To make ends meet, Shongwe sold vetkoek at Nongweleza high school, his dream of pursuing a tertiary education a far reach.
He secretly harboured an entrepreneurial dream even when he later worked as a waiter at Nandos in Durban. One fateful day, Shongwe’s luck changed when he encountered a successful trader, Jabulani “Cashflow” Ngcobo.
Ngcobo introduced Shongwe to forex trading where he would eventually make his first million. “He had come into the restaurant. I was working at Nando’s. He was well dressed and you could tell that he was living a good life. It was then that I told myself that I wanted to be like that,” Shongwe admits.
Ngcobo mentored Shongwe to become a trader. Eventually, Shongwe would trade in his apron for a tuxedo.
Yet, the self-made millionaire says that the transition from serving tables to becoming a full-time trader was not easy. “From having a 9-5 job to almost sitting in front of the laptop almost the whole day, I was used to only having the amount of money that was paid to me on a monthly basis, to suddenly having the possibility of making that same amount of money within a matter of days was amazing to me,” He adds.

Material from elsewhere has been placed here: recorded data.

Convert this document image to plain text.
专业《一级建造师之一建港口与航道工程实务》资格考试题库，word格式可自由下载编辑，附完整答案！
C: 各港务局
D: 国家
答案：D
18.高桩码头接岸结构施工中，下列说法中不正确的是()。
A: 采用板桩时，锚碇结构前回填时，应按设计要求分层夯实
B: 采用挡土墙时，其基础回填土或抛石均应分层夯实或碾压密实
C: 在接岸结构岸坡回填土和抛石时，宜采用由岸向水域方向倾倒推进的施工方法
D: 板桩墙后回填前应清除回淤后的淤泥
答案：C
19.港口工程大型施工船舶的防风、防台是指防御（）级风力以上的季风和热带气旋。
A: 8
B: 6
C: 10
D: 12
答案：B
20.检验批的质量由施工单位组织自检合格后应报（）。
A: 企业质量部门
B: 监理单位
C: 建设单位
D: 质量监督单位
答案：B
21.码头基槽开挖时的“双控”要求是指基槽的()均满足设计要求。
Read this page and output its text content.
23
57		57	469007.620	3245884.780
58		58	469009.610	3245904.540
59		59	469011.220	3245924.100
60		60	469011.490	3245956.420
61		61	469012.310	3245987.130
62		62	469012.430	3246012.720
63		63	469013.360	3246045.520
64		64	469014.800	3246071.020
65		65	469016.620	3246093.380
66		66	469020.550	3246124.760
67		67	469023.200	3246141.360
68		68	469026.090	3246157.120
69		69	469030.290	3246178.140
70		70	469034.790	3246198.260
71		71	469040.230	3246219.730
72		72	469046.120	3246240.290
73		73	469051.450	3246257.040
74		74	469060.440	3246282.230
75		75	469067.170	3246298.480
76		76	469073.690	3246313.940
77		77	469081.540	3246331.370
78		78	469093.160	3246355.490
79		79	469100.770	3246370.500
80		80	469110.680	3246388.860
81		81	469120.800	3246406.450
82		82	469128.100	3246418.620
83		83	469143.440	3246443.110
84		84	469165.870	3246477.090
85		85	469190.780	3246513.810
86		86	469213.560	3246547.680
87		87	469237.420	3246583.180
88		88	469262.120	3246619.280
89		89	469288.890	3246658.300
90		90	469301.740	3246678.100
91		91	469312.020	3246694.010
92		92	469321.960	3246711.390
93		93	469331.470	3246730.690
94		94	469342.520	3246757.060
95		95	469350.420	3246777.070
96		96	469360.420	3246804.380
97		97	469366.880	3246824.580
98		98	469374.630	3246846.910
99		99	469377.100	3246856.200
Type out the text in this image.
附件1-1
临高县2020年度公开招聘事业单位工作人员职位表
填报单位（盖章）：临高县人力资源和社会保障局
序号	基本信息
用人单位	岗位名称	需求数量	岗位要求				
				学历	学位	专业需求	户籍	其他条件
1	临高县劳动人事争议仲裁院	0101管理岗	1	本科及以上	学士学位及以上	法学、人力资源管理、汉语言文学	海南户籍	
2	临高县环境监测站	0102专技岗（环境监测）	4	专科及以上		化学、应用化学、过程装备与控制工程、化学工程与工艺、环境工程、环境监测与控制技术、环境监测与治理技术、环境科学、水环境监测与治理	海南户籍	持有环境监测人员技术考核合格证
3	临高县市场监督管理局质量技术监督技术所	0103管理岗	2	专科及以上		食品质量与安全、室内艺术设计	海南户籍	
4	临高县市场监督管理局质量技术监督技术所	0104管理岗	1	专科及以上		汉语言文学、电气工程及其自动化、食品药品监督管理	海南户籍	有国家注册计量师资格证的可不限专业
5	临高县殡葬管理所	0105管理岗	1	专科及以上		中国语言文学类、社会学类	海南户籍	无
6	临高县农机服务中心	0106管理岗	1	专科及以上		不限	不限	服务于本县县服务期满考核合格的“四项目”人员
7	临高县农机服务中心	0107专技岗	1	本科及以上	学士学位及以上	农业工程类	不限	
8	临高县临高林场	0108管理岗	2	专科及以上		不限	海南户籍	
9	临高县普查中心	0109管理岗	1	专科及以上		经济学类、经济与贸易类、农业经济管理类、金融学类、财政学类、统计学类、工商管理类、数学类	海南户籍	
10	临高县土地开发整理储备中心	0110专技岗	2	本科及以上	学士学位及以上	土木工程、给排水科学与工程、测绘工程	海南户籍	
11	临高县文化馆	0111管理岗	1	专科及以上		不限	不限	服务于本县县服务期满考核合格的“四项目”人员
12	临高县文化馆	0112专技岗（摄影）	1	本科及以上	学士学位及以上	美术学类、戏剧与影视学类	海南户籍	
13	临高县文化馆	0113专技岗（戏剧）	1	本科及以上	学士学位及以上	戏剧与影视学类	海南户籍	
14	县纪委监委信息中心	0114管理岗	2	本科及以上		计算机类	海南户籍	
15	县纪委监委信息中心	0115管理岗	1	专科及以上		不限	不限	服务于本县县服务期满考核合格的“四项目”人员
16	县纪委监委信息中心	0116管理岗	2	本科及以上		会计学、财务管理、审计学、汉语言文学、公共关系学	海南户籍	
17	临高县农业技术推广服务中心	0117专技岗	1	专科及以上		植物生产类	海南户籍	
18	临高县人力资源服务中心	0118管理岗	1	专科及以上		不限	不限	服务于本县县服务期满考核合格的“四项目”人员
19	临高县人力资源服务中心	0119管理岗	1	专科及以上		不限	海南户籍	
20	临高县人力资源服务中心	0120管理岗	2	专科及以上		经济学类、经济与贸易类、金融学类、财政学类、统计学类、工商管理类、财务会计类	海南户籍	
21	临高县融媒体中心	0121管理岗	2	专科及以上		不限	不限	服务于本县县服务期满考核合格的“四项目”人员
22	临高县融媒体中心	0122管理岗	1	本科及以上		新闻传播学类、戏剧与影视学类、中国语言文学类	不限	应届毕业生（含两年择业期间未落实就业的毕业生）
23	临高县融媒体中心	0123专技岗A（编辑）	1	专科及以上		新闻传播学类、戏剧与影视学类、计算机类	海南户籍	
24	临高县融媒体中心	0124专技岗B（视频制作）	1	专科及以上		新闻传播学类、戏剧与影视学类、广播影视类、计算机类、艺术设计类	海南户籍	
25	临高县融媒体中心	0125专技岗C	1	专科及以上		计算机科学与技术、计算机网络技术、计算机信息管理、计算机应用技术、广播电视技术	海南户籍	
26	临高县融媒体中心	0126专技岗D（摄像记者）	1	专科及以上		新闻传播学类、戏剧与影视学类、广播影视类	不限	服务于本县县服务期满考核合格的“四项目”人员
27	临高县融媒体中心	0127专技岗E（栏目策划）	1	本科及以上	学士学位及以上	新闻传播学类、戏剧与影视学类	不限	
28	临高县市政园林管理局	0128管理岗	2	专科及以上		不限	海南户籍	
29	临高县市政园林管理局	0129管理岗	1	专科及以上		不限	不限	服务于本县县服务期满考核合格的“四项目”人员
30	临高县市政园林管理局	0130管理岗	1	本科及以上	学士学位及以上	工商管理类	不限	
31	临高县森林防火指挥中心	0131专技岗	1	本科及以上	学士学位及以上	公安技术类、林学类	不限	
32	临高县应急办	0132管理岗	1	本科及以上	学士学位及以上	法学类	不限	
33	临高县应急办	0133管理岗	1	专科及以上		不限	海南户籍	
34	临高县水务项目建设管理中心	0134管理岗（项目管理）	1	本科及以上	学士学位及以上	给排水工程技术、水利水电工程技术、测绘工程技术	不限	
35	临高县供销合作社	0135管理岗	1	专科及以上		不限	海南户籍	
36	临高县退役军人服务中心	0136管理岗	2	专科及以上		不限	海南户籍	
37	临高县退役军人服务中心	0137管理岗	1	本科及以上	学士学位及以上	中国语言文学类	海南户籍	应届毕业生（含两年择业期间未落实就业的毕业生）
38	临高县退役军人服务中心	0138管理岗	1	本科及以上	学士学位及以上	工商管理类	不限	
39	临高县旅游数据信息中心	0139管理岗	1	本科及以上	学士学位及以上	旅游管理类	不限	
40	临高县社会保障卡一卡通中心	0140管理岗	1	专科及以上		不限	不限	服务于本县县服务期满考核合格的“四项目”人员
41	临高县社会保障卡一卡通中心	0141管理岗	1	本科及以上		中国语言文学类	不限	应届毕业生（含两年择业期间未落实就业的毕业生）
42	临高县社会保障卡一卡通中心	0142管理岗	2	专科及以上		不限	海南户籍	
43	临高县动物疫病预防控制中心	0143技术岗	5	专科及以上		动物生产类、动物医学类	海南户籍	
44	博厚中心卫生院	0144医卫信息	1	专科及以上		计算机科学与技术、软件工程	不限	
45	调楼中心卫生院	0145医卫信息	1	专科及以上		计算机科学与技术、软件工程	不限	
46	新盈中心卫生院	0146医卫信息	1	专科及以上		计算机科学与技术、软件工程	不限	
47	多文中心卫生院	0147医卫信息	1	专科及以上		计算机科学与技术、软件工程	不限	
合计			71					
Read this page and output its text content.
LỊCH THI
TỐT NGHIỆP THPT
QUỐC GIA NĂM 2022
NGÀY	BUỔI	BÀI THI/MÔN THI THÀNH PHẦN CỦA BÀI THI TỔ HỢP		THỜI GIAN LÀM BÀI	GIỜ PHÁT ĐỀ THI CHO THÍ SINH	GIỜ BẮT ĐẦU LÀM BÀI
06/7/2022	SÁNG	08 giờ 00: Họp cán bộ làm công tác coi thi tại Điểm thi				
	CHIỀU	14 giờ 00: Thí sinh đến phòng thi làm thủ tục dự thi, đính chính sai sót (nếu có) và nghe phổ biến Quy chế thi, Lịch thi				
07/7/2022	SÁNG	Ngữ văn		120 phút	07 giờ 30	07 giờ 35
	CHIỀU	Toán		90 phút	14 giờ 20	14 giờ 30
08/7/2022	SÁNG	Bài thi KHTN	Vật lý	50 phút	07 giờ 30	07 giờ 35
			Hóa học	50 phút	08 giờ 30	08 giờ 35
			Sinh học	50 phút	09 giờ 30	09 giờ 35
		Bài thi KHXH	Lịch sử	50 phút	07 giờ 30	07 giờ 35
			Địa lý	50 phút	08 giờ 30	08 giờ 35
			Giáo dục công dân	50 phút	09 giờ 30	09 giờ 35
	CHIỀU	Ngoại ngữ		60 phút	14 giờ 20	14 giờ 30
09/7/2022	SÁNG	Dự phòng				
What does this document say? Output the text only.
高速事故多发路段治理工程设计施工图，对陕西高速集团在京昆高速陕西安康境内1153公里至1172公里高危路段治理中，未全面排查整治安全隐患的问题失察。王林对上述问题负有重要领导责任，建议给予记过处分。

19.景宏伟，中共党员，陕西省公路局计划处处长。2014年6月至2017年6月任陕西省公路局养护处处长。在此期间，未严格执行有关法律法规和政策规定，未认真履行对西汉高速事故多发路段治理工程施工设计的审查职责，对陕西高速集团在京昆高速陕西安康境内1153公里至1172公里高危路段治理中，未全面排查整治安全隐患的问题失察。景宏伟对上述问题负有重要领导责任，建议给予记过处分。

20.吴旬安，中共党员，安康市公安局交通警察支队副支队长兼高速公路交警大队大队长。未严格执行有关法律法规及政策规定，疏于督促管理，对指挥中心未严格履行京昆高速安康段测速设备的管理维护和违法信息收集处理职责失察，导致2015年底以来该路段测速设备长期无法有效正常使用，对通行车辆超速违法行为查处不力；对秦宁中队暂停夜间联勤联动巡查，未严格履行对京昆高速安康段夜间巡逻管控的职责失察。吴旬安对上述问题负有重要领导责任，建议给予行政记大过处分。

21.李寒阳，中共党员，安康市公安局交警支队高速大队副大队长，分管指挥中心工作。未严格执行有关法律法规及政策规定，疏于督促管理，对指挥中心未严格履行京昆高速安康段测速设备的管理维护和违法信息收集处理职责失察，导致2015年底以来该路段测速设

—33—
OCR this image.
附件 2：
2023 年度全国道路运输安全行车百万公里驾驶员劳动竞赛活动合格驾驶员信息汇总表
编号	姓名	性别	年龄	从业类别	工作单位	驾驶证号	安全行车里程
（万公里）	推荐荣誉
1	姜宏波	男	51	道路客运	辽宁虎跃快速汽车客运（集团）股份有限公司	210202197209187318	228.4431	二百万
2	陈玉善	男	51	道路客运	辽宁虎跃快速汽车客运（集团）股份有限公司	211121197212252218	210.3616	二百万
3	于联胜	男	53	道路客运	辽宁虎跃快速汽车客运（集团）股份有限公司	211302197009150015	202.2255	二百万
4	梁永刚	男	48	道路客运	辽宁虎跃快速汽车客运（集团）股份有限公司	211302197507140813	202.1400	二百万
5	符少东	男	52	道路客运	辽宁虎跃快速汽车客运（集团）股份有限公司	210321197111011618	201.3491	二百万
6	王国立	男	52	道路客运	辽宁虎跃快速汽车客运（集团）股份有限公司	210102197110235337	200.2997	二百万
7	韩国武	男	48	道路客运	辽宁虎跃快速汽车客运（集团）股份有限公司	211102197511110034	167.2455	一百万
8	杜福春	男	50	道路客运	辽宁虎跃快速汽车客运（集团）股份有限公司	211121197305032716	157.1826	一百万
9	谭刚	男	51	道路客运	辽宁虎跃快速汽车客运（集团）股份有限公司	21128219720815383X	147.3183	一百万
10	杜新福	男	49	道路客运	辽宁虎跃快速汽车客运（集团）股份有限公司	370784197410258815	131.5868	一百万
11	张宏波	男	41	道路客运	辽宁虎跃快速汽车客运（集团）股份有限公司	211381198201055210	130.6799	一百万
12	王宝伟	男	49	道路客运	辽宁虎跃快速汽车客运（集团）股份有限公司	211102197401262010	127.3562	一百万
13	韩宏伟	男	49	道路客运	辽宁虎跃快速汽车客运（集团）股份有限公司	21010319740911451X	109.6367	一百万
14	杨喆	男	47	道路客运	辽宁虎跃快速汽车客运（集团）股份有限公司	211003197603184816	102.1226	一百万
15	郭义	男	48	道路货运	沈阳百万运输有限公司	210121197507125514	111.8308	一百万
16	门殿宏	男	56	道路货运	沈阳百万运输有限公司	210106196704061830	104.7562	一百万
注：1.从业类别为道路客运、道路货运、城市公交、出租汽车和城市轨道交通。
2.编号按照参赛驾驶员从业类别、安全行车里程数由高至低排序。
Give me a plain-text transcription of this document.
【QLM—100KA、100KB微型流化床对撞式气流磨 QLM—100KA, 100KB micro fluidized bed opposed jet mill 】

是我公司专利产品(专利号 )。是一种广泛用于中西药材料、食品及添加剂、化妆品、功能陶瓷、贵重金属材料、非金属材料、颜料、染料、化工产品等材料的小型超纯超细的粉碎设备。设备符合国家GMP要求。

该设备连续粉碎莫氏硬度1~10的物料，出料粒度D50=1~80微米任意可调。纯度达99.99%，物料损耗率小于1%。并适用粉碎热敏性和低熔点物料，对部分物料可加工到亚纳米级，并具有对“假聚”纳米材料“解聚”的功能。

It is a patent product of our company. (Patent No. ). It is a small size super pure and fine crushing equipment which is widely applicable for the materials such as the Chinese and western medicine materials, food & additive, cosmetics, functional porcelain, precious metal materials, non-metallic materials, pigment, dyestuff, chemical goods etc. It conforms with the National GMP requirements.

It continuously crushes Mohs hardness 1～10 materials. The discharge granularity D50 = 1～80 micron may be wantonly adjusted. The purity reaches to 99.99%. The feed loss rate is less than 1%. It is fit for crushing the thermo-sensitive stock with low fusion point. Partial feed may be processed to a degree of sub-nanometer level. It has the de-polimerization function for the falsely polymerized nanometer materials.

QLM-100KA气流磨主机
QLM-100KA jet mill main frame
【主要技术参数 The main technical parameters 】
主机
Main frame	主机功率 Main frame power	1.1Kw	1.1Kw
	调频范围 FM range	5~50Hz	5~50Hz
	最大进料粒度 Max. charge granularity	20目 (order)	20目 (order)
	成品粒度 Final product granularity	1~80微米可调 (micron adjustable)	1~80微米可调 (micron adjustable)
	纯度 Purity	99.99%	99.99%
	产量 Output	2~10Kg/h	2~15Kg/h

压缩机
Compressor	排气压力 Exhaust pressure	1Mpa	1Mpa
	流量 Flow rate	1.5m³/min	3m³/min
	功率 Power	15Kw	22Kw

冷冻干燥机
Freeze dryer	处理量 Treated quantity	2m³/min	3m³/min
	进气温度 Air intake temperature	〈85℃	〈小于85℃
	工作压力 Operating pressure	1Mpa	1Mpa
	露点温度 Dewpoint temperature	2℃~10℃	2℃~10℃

Shongwe says that it was not easy to trade forex at the beginning but with a strategy, he started to get the hang of it. When asked what advice he would give to aspiring traders, he says that beginner traders should firstly gather reliable information on a particular company before jumping ship.
Shongwe has kept his business interests diverse and he plans to venture into the media space soon. He says that he hopes youth will learn about wealth and how to sustain it.
“I’m from a normal lower-middle class family. I didn’t have any wealthy parents or uncles. If I can do it, Everyone and anyone can do it. I know that this will encourage our youth to believe that they can do the same,” says Shongwe.